Рассказчик улыбнулся:
— Будто я сам об этом не думал! Говорю, на всякий случай, от своего собственного имени. Но если думал я, то и мой исторический визави к этой мысли наверняка примерялся. Рассуждения о его недалёкости, мягкотелости, малообразованности — какие они, в сущности, пошлые! Не потому пошлые, что, дескать «возводят хулу на страстотерпца», нет, а просто потому, что основаны, по большому счёту, на либерально-большевистском мифе. Факты и документы эти домыслы опровергают. Что до возможности бежать в старую столицу и именно её делать своей «опричниной», по образцу Иоанна Четвёртого — слово «опричнина», напомню, означало не только специальное войско, но и территорию, — так вот, взвешивая эту возможность, он, мучительно желая избежать гражданской войны, выбирал из двух зол — меньшее.
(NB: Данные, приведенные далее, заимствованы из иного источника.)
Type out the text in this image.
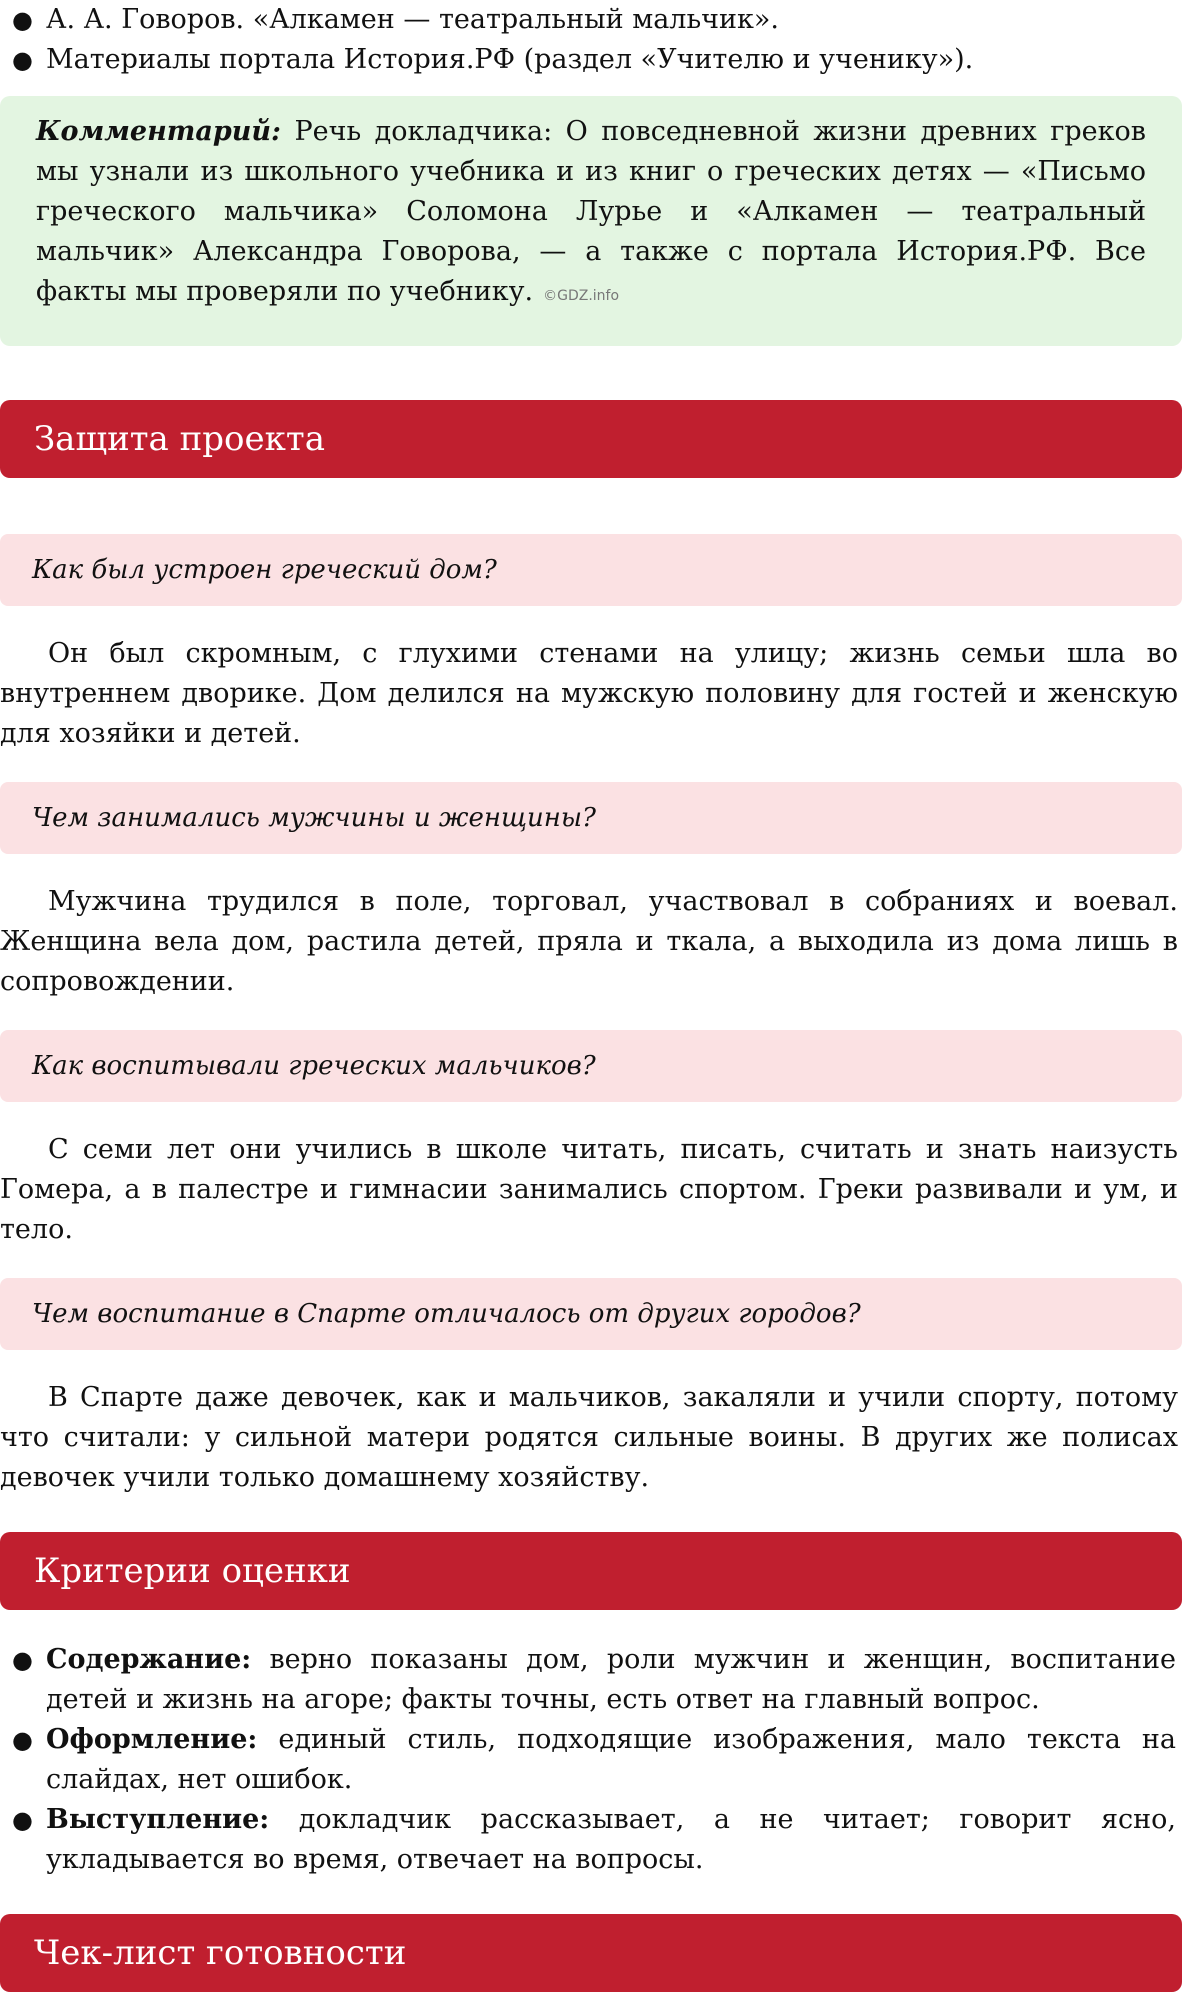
● А. А. Говоров. «Алкамен — театральный мальчик».
● Материалы портала История.РФ (раздел «Учителю и ученику»).
Комментарий: Речь докладчика: О повседневной жизни древних греков мы узнали из школьного учебника и из книг о греческих детях — «Письмо греческого мальчика» Соломона Лурье и «Алкамен — театральный мальчик» Александра Говорова, — а также с портала История.РФ. Все факты мы проверяли по учебнику. ©GDZ.info
Защита проекта
Как был устроен греческий дом?

Он был скромным, с глухими стенами на улицу; жизнь семьи шла во внутреннем дворике. Дом делился на мужскую половину для гостей и женскую для хозяйки и детей.

Чем занимались мужчины и женщины?

Мужчина трудился в поле, торговал, участвовал в собраниях и воевал. Женщина вела дом, растила детей, пряла и ткала, а выходила из дома лишь в сопровождении.

Как воспитывали греческих мальчиков?

С семи лет они учились в школе читать, писать, считать и знать наизусть Гомера, а в палестре и гимнасии занимались спортом. Греки развивали и ум, и тело.

Чем воспитание в Спарте отличалось от других городов?

В Спарте даже девочек, как и мальчиков, закаляли и учили спорту, потому что считали: у сильной матери родятся сильные воины. В других же полисах девочек учили только домашнему хозяйству.

Критерии оценки
● Содержание: верно показаны дом, роли мужчин и женщин, воспитание детей и жизнь на агоре; факты точны, есть ответ на главный вопрос.
● Оформление: единый стиль, подходящие изображения, мало текста на слайдах, нет ошибок.
● Выступление: докладчик рассказывает, а не читает; говорит ясно, укладывается во время, отвечает на вопросы.
Чек-лист готовности
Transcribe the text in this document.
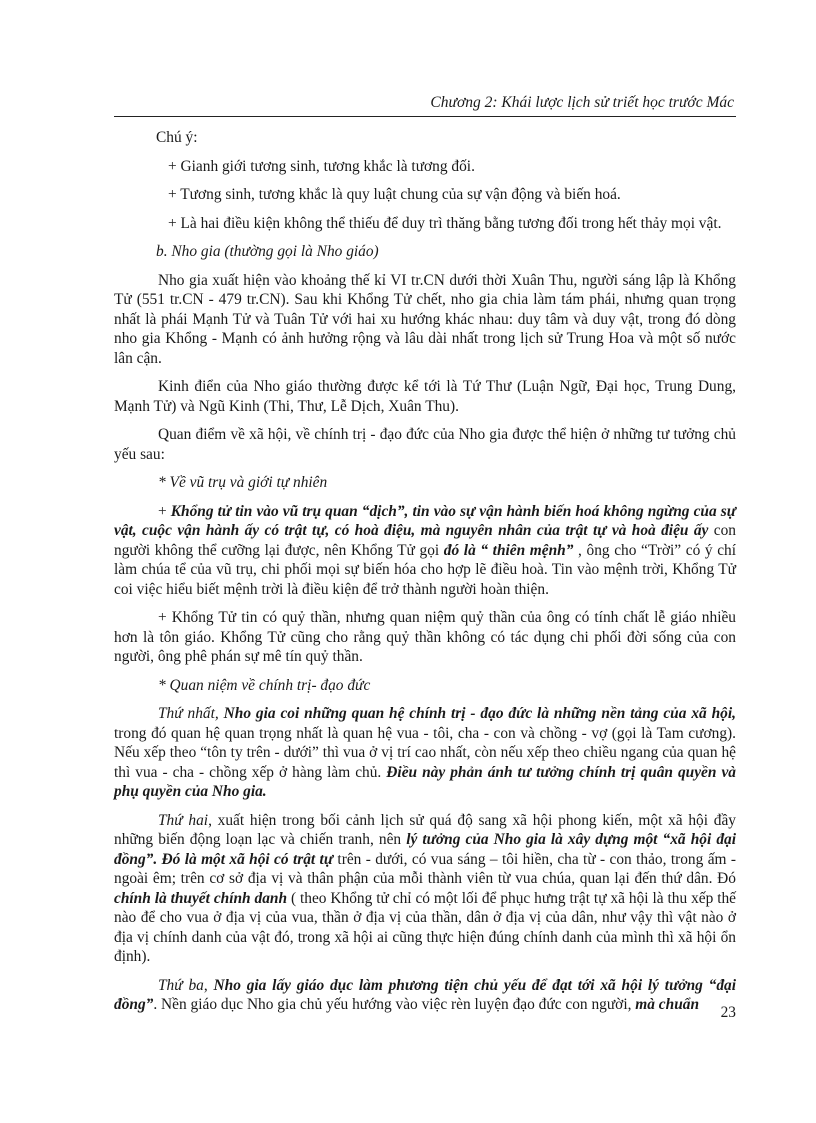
Chương 2: Khái lược lịch sử triết học trước Mác

Chú ý:

+ Gianh giới tương sinh, tương khắc là tương đối.

+ Tương sinh, tương khắc là quy luật chung của sự vận động và biến hoá.

+ Là hai điều kiện không thể thiếu để duy trì thăng bằng tương đối trong hết thảy mọi vật.

b. Nho gia (thường gọi là Nho giáo)

Nho gia xuất hiện vào khoảng thế kỉ VI tr.CN dưới thời Xuân Thu, người sáng lập là Khổng Tử (551 tr.CN - 479 tr.CN). Sau khi Khổng Tử chết, nho gia chia làm tám phái, nhưng quan trọng nhất là phái Mạnh Tử và Tuân Tử với hai xu hướng khác nhau: duy tâm và duy vật, trong đó dòng nho gia Khổng - Mạnh có ảnh hưởng rộng và lâu dài nhất trong lịch sử Trung Hoa và một số nước lân cận.

Kinh điển của Nho giáo thường được kể tới là Tứ Thư (Luận Ngữ, Đại học, Trung Dung, Mạnh Tử) và Ngũ Kinh (Thi, Thư, Lễ Dịch, Xuân Thu).

Quan điểm về xã hội, về chính trị - đạo đức của Nho gia được thể hiện ở những tư tưởng chủ yếu sau:

* Về vũ trụ và giới tự nhiên

+ Khổng tử tin vào vũ trụ quan “dịch”, tin vào sự vận hành biến hoá không ngừng của sự vật, cuộc vận hành ấy có trật tự, có hoà điệu, mà nguyên nhân của trật tự và hoà điệu ấy con người không thể cưỡng lại được, nên Khổng Tử gọi đó là “ thiên mệnh” , ông cho “Trời” có ý chí làm chúa tể của vũ trụ, chi phối mọi sự biến hóa cho hợp lẽ điều hoà. Tin vào mệnh trời, Khổng Tử coi việc hiểu biết mệnh trời là điều kiện để trở thành người hoàn thiện.

+ Khổng Tử tin có quỷ thần, nhưng quan niệm quỷ thần của ông có tính chất lễ giáo nhiều hơn là tôn giáo. Khổng Tử cũng cho rằng quỷ thần không có tác dụng chi phối đời sống của con người, ông phê phán sự mê tín quỷ thần.

* Quan niệm về chính trị- đạo đức

Thứ nhất, Nho gia coi những quan hệ chính trị - đạo đức là những nền tảng của xã hội, trong đó quan hệ quan trọng nhất là quan hệ vua - tôi, cha - con và chồng - vợ (gọi là Tam cương). Nếu xếp theo “tôn ty trên - dưới” thì vua ở vị trí cao nhất, còn nếu xếp theo chiều ngang của quan hệ thì vua - cha - chồng xếp ở hàng làm chủ. Điều này phản ánh tư tưởng chính trị quân quyền và phụ quyền của Nho gia.

Thứ hai, xuất hiện trong bối cảnh lịch sử quá độ sang xã hội phong kiến, một xã hội đầy những biến động loạn lạc và chiến tranh, nên lý tưởng của Nho gia là xây dựng một “xã hội đại đồng”. Đó là một xã hội có trật tự trên - dưới, có vua sáng – tôi hiền, cha từ - con thảo, trong ấm - ngoài êm; trên cơ sở địa vị và thân phận của mỗi thành viên từ vua chúa, quan lại đến thứ dân. Đó chính là thuyết chính danh ( theo Khổng tử chỉ có một lối để phục hưng trật tự xã hội là thu xếp thế nào để cho vua ở địa vị của vua, thần ở địa vị của thần, dân ở địa vị của dân, như vậy thì vật nào ở địa vị chính danh của vật đó, trong xã hội ai cũng thực hiện đúng chính danh của mình thì xã hội ổn định).

Thứ ba, Nho gia lấy giáo dục làm phương tiện chủ yếu để đạt tới xã hội lý tưởng “đại đồng”. Nền giáo dục Nho gia chủ yếu hướng vào việc rèn luyện đạo đức con người, mà chuẩn	23
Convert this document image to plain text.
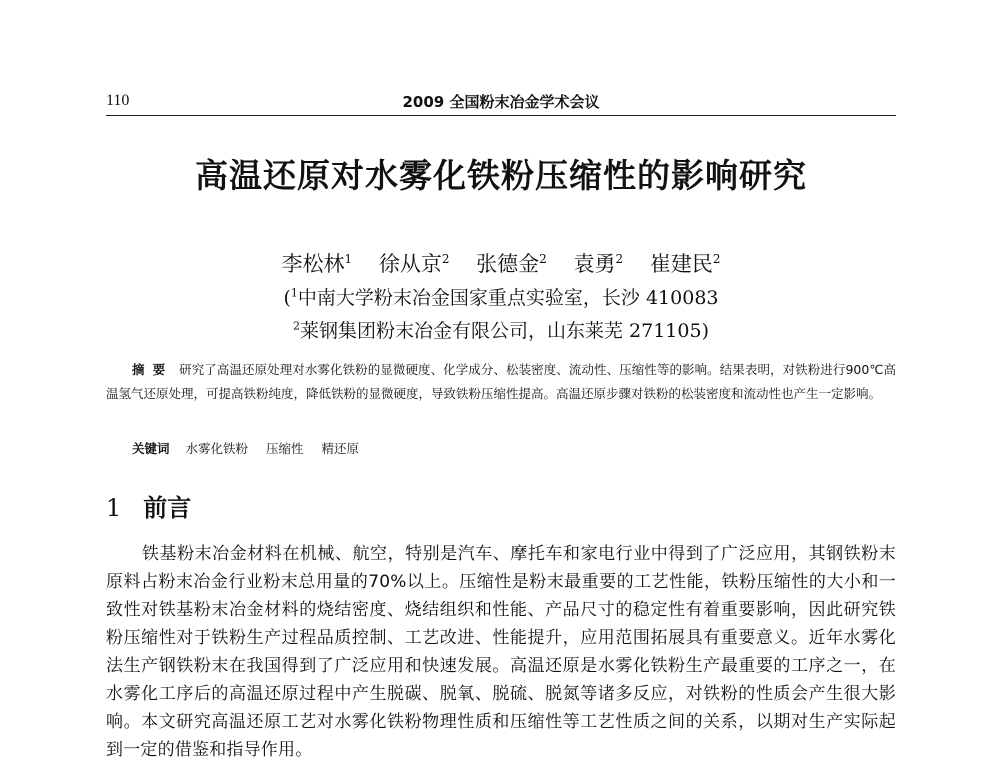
110	2009 全国粉末冶金学术会议
高温还原对水雾化铁粉压缩性的影响研究
李松林$^1$ 徐从京$^2$ 张德金$^2$ 袁勇$^2$ 崔建民$^2$
($^1$中南大学粉末冶金国家重点实验室，长沙 410083
$^2$莱钢集团粉末冶金有限公司，山东莱芜 271105)
摘要 研究了高温还原处理对水雾化铁粉的显微硬度、化学成分、松装密度、流动性、压缩性等的影响。结果表明，对铁粉进行900℃高温氢气还原处理，可提高铁粉纯度，降低铁粉的显微硬度，导致铁粉压缩性提高。高温还原步骤对铁粉的松装密度和流动性也产生一定影响。
关键词 水雾化铁粉 压缩性 精还原
1 前言
铁基粉末冶金材料在机械、航空，特别是汽车、摩托车和家电行业中得到了广泛应用，其钢铁粉末原料占粉末冶金行业粉末总用量的70%以上。压缩性是粉末最重要的工艺性能，铁粉压缩性的大小和一致性对铁基粉末冶金材料的烧结密度、烧结组织和性能、产品尺寸的稳定性有着重要影响，因此研究铁粉压缩性对于铁粉生产过程品质控制、工艺改进、性能提升，应用范围拓展具有重要意义。近年水雾化法生产钢铁粉末在我国得到了广泛应用和快速发展。高温还原是水雾化铁粉生产最重要的工序之一，在水雾化工序后的高温还原过程中产生脱碳、脱氧、脱硫、脱氮等诸多反应，对铁粉的性质会产生很大影响。本文研究高温还原工艺对水雾化铁粉物理性质和压缩性等工艺性质之间的关系，以期对生产实际起到一定的借鉴和指导作用。
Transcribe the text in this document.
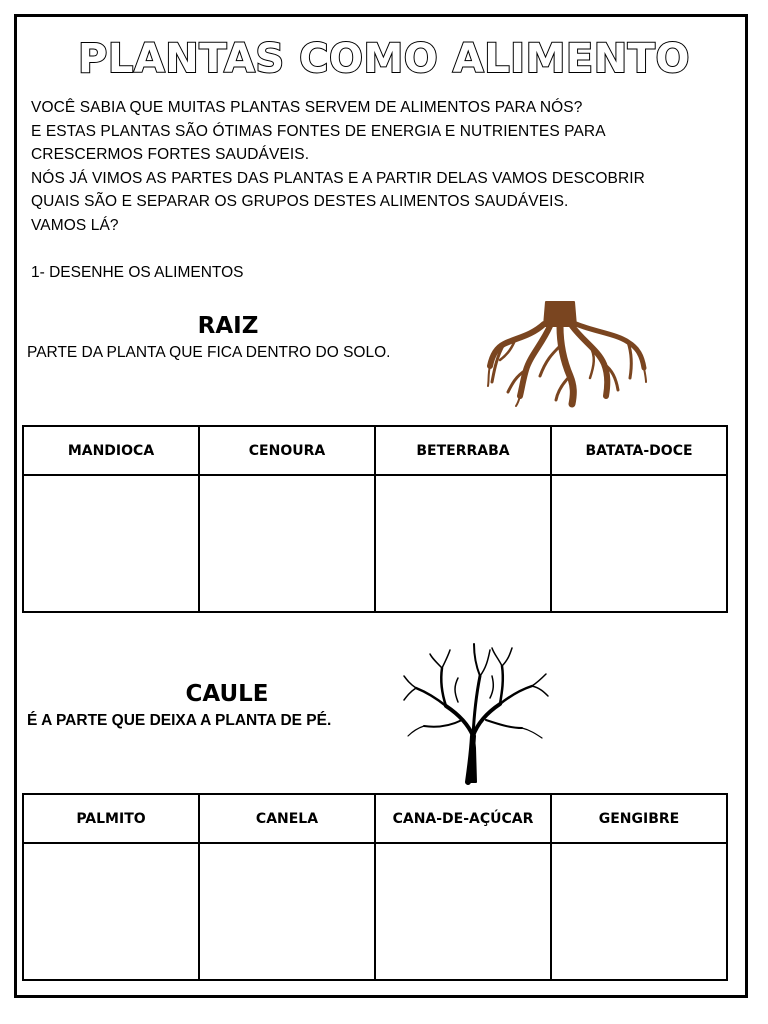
PLANTAS COMO ALIMENTO
VOCÊ SABIA QUE MUITAS PLANTAS SERVEM DE ALIMENTOS PARA NÓS?
E ESTAS PLANTAS SÃO ÓTIMAS FONTES DE ENERGIA E NUTRIENTES PARA
CRESCERMOS FORTES SAUDÁVEIS.
NÓS JÁ VIMOS AS PARTES DAS PLANTAS E A PARTIR DELAS VAMOS DESCOBRIR
QUAIS SÃO E SEPARAR OS GRUPOS DESTES ALIMENTOS SAUDÁVEIS.
VAMOS LÁ?
1- DESENHE OS ALIMENTOS
RAIZ
PARTE DA PLANTA QUE FICA DENTRO DO SOLO.
MANDIOCA	CENOURA	BETERRABA	BATATA-DOCE

CAULE
É A PARTE QUE DEIXA A PLANTA DE PÉ.
PALMITO	CANELA	CANA-DE-AÇÚCAR	GENGIBRE
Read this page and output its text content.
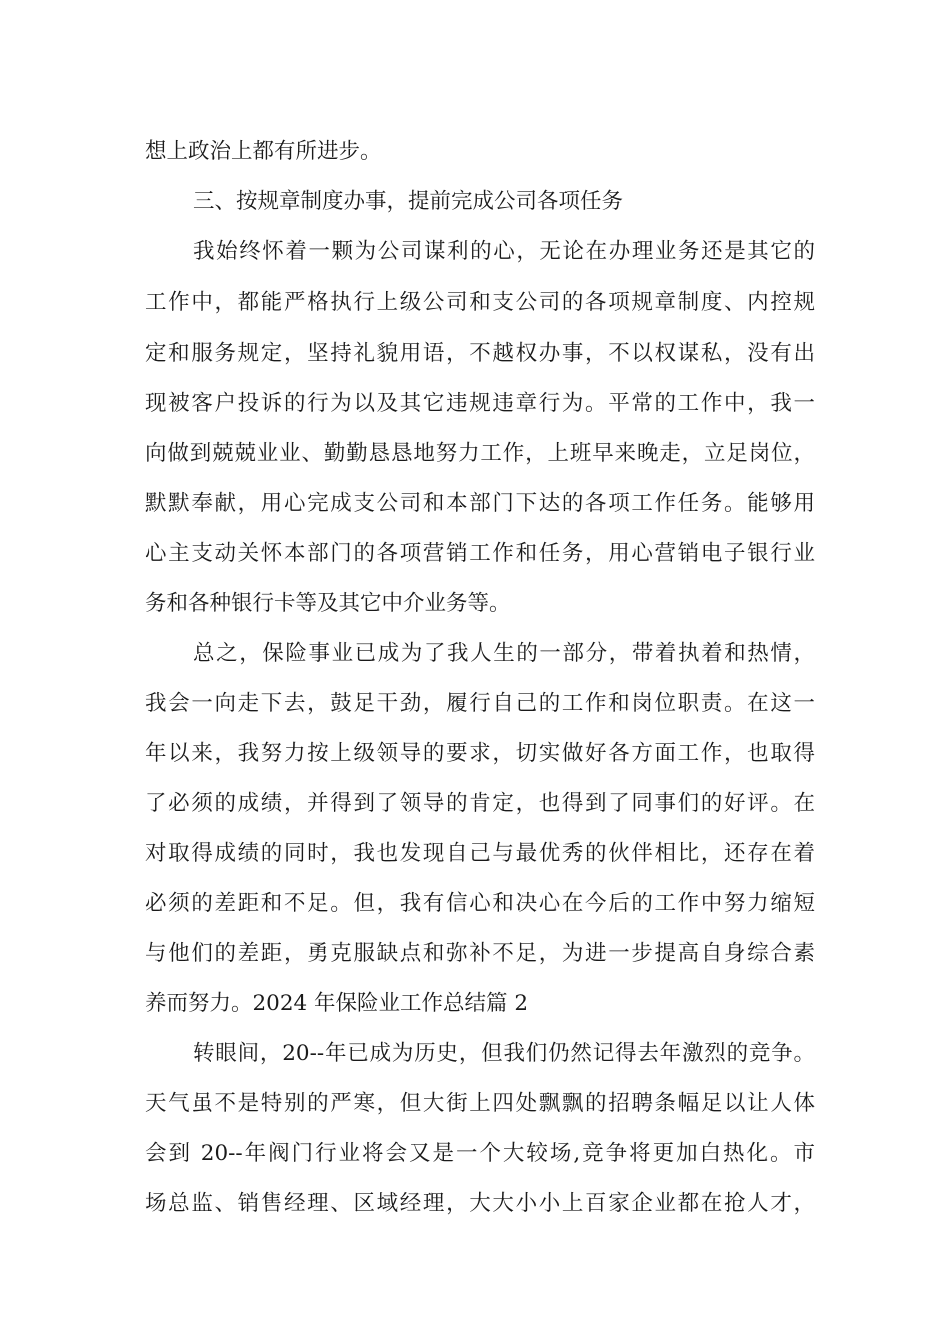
想上政治上都有所进步。
三、按规章制度办事，提前完成公司各项任务
我始终怀着一颗为公司谋利的心，无论在办理业务还是其它的
工作中，都能严格执行上级公司和支公司的各项规章制度、内控规
定和服务规定，坚持礼貌用语，不越权办事，不以权谋私，没有出
现被客户投诉的行为以及其它违规违章行为。平常的工作中，我一
向做到兢兢业业、勤勤恳恳地努力工作，上班早来晚走，立足岗位，
默默奉献，用心完成支公司和本部门下达的各项工作任务。能够用
心主支动关怀本部门的各项营销工作和任务，用心营销电子银行业
务和各种银行卡等及其它中介业务等。
总之，保险事业已成为了我人生的一部分，带着执着和热情，
我会一向走下去，鼓足干劲，履行自己的工作和岗位职责。在这一
年以来，我努力按上级领导的要求，切实做好各方面工作，也取得
了必须的成绩，并得到了领导的肯定，也得到了同事们的好评。在
对取得成绩的同时，我也发现自己与最优秀的伙伴相比，还存在着
必须的差距和不足。但，我有信心和决心在今后的工作中努力缩短
与他们的差距，勇克服缺点和弥补不足，为进一步提高自身综合素
养而努力。2024 年保险业工作总结篇 2
转眼间，20--年已成为历史，但我们仍然记得去年激烈的竞争。
天气虽不是特别的严寒，但大街上四处飘飘的招聘条幅足以让人体
会到 20--年阀门行业将会又是一个大较场,竞争将更加白热化。市
场总监、销售经理、区域经理，大大小小上百家企业都在抢人才，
Ну, или ему так казалось…
— А этот выбор действительно был выбором меньшего из зол?
— Ох, откуда же мне знать! — вздохнул Могилёв. — При всех тогдашних условиях, в той реальной обстановке, наверное, да. Но, повторюсь: я не знаю! Боюсь, и никто никогда этого не узнает. Где такие весы, чтобы это взвесить? Кто способен их сконструировать?
[25]
— Итак, — продолжал историк, — эксперимент мы отвергли. Оставался суд. Но вот формат суда заставлял поломать голову.